Dimitri do Valle
De Curitiba
O feriadão da Independência é uma espécie de termômetro da temporada de verão no litoral do Estado. Pelo menos é como os prefeitos de Pontal do Paraná e Matinhos encaram o início do mês de setembro. Com o tempo favorável, estima-se que os dois municípios recebam até quarta-feira cerca de 200 mil visitantes. Quem for até os balneários das duas cidades terá que ter um pouco de paciência: algumas obras que deverão servir os turistas a partir da próxima temporada ainda estão em andamento.
Em Matinhos, na Praia Central, uma passarela de 30 metros de extensão facilitará a passagem entre os balneários Flamingo e Riviera. Antes, as caminhadas eram feitas por dentro da água. A obra deverá ser entregue no final deste mês. Para facilitar a integração dos balneários, outras nove pontes de concreto estão sendo erguidas para substituir antigos pontilhões de madeira.
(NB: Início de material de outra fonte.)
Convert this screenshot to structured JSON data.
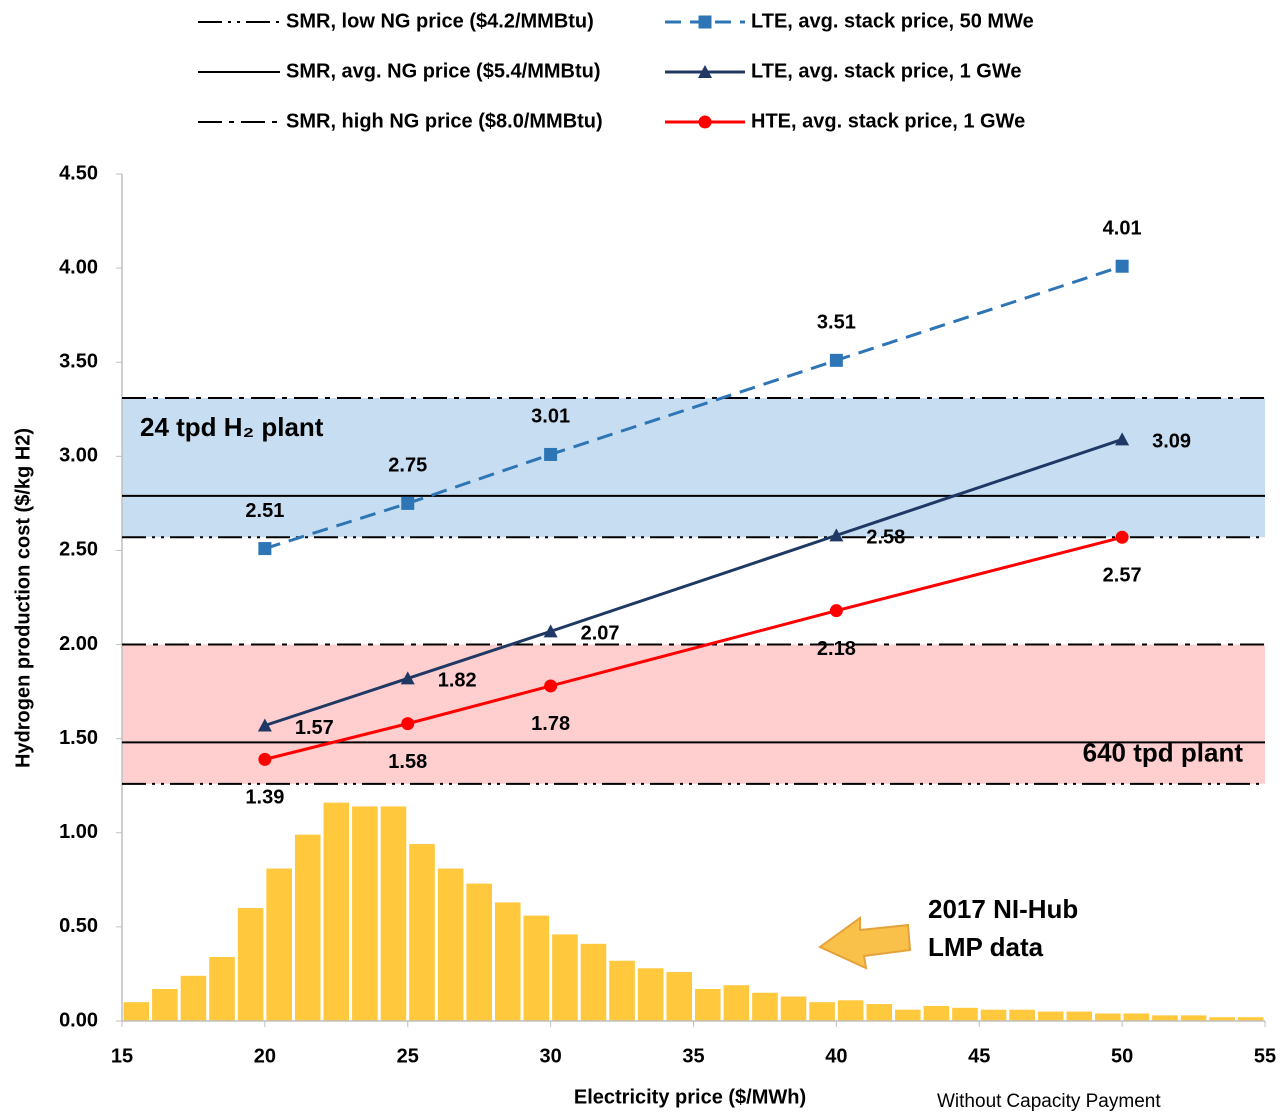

Para monitorar os banhistas, seis postos de observação do Corpo de Bombeiros ao longo da orla marítima deverão começar a ser construídos após o final deste feriadão. No bairro Sertãozinho, em parceria com o governo do Estado, está sendo realizada a construção do novo terminal rodoviário. O investimento é de R$ 700 mil através do programa ParanáUrbano. A previsão é de que a rodoviária seja concluída em seis meses.
No balneário de Caiobá, há planos para reurbanizar a Avenida Atlântica com a edificação de quiosques, posto de informações turísticas e bancos. O prefeito de Matinhos, Francisco Carlim dos Santos (PSDB), pretende concluir todos os projetos antes do início das férias. Porém, o grande problema do município que deve levar ainda muitos anos para ser eliminada é a ressaca.
Devido à falta de recursos públicos, a conta pela restauração definitiva dos três pontos de praias atingidos pelo fenômeno pode ficar para o contribuinte. O prefeito diz que os donos dos imóveis ameçados poderão integrar uma parceria que envolva a Prefeitura e o governo paranaense.
De acordo com a idéia do prefeito, os proprietários de residências e apartamentos ajudariam a formar um fundo para financiar a expansão da praia. O projeto consistiria na colocação de areia para aumentar a faixa da orla que hoje é tomada pelo mar em parte da Avenida Atlântica, entre Matinhos e Caiobá, na Praia Central e no Balneário Flamingo.
Para isso são necessários cerca de R$ 4 milhões. A ajuda do contribuinte ao poder público, segundo o prefeito, poderá trazer vantagens para os donos dos imóveis. ‘‘Eles iriam resgatar o real valor dos imóveis, que acabaram ficando defasados por causa da ressaca’’, afirmou Santos.
No entanto, o projeto é questionado por especialistas e ambientalistas que duvidam que esta seja uma boa alternativa para se evitar as ‘‘ressacas’’.